I could see it—all those trucks and tanks rumbling around the dusty hills, tearing up vegetation, trying to find a migrant worker before he gets to San Clemente and starts mowing people’s lawns.
-Yeah, they’ve got to stop him.
-What exit are we looking for?
We had an address, we had driving directions, we didn’t have the navigator’s full attention.
-No, dude, he’s headed for the nuclear reactors. He’s got explosives.
-Oh, that’s more believable. He’s like give me citizenship, or I’m blowing it up. Give me a job picking strawberries, or Orange County is toast.
-How about this one: a biology teacher’s smart-ass friend, maybe a fellow teacher, gets brutally murdered.
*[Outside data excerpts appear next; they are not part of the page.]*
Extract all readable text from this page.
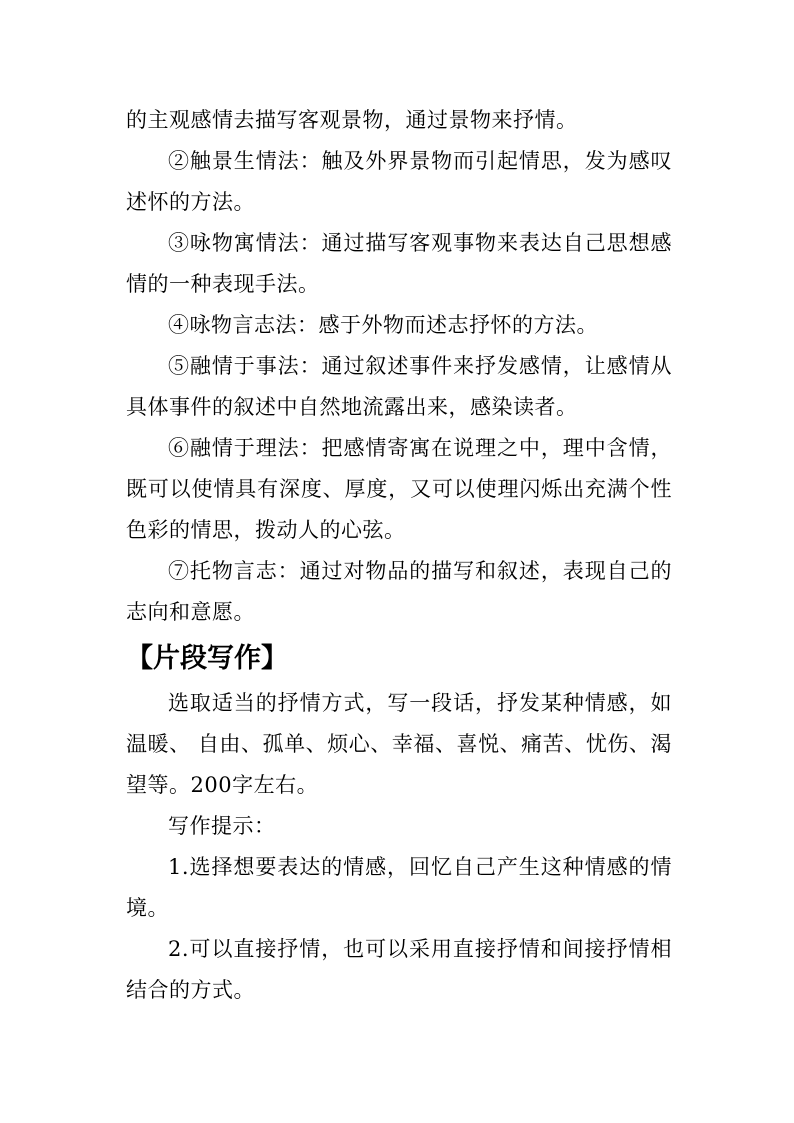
的主观感情去描写客观景物，通过景物来抒情。

②触景生情法：触及外界景物而引起情思，发为感叹述怀的方法。

③咏物寓情法：通过描写客观事物来表达自己思想感情的一种表现手法。

④咏物言志法：感于外物而述志抒怀的方法。

⑤融情于事法：通过叙述事件来抒发感情，让感情从具体事件的叙述中自然地流露出来，感染读者。

⑥融情于理法：把感情寄寓在说理之中，理中含情，既可以使情具有深度、厚度，又可以使理闪烁出充满个性色彩的情思，拨动人的心弦。

⑦托物言志：通过对物品的描写和叙述，表现自己的志向和意愿。

【片段写作】

选取适当的抒情方式，写一段话，抒发某种情感，如温暖、 自由、孤单、烦心、幸福、喜悦、痛苦、忧伤、渴望等。200字左右。

写作提示：

1.选择想要表达的情感，回忆自己产生这种情感的情境。

2.可以直接抒情，也可以采用直接抒情和间接抒情相结合的方式。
I could call her from school. Hi, Roya, this is Fletcher, I don’t know if you ever got a chance to call me back because I lost my cell phone, how are you doing?
-No, it’s his ex-wife. Chopped into little pieces.
-Pete, you should seek help, you know that?
-No, no, one of his students. A cheerleader. And the police think it’s suicide. Yeah, so the teacher starts investigating, using the biology lab to examine evidence from the crime scene. And right before he solves the case, the teacher gets suspended, put on leave, locked out of the lab.
-Ooo! The principal is the killer.
Maybe that’s why people write novels—so they can kill off an ex-wife, so they can convict the boss.
-No, the school board’s a bunch of right-wingers who want to fire the guy for teaching evolution. Including—wait—the dead girl’s mom.
-The mom’s on the school board?
-Pretty good, huh? I’m copyrighting it, so don’t even think about plagiarizing.
I didn’t say so, but anyone can come up with ideas. That’s the easy part. Like the screenplay
I started—the courtroom drama. I wrote half a page and gave up.
-Dude, I got it. The school board lady wants to fire him for teaching evolution, and then his evolutionary argument proves her daughter was murdered. Something to do with the rate of bacteria reproduction, which can show exactly when the girl was killed. And that proves somebody was lying about when they last saw her.
-The principal—I’m telling you. No, her boyfriend—he killed her. Ex-boyfriend. Because she wouldn’t return his phone calls.
-Whatever. The ghost writer can figure that out. I just provide the hook.
We took what proved to be the wrong exit and drove in circles for a while, so it must have been around five p.m. when we finally located the property—a little clapboard house with a half-dead lawn, once owned by a city bus driver named Jeffers, and presumably still the home of his churchgoing widow and her devoted, car-washing grandson. The house was dark.
-Dude, this neighborhood looks sketchy.
-Why, because there’s black people?
The street was empty, but we’d passed some rough-looking kids a few blocks over. Pete brushed aside my accusation.
-No, because there’s bars on all the windows.
And, he might have added, no late-model SUVs in the driveways, no look-a-like stucco houses, no red tile roofs. South Orange County this was not.
-I’m gonna go knock.
I opened the car door.
-Dude, you’re gonna get shot.
I couldn’t actually knock—there was a heavy metal screen with iron bars, and it was locked tight. Rich people live in gated communities, the middle class settles for fences around their yards, poor folk put fences on their doors. I pressed the doorbell button and listened—the chime worked, but no footsteps, no barking dog. All quiet on the Wilkeses’ front. Back in the car, Pete was glancing around nervously.
-We can’t sit here waiting for him to get home. We’ll look like cops.
I suggested we go eat dinner and then come back. But if staking out a low-income neighborhood made Pete anxious, driving around Long Beach almost did me in. While I dodged buses and swerved around parked cars and swore at jaywalkers—the little shits—and slammed on the brakes to spare the life of a scraggly drunk on a bicycle, nearly losing my own due to cardiac arrest, Pete called out restaurants.
-Mexican. Mexican. Salvadoran. Mexican. I’m sensing a theme here.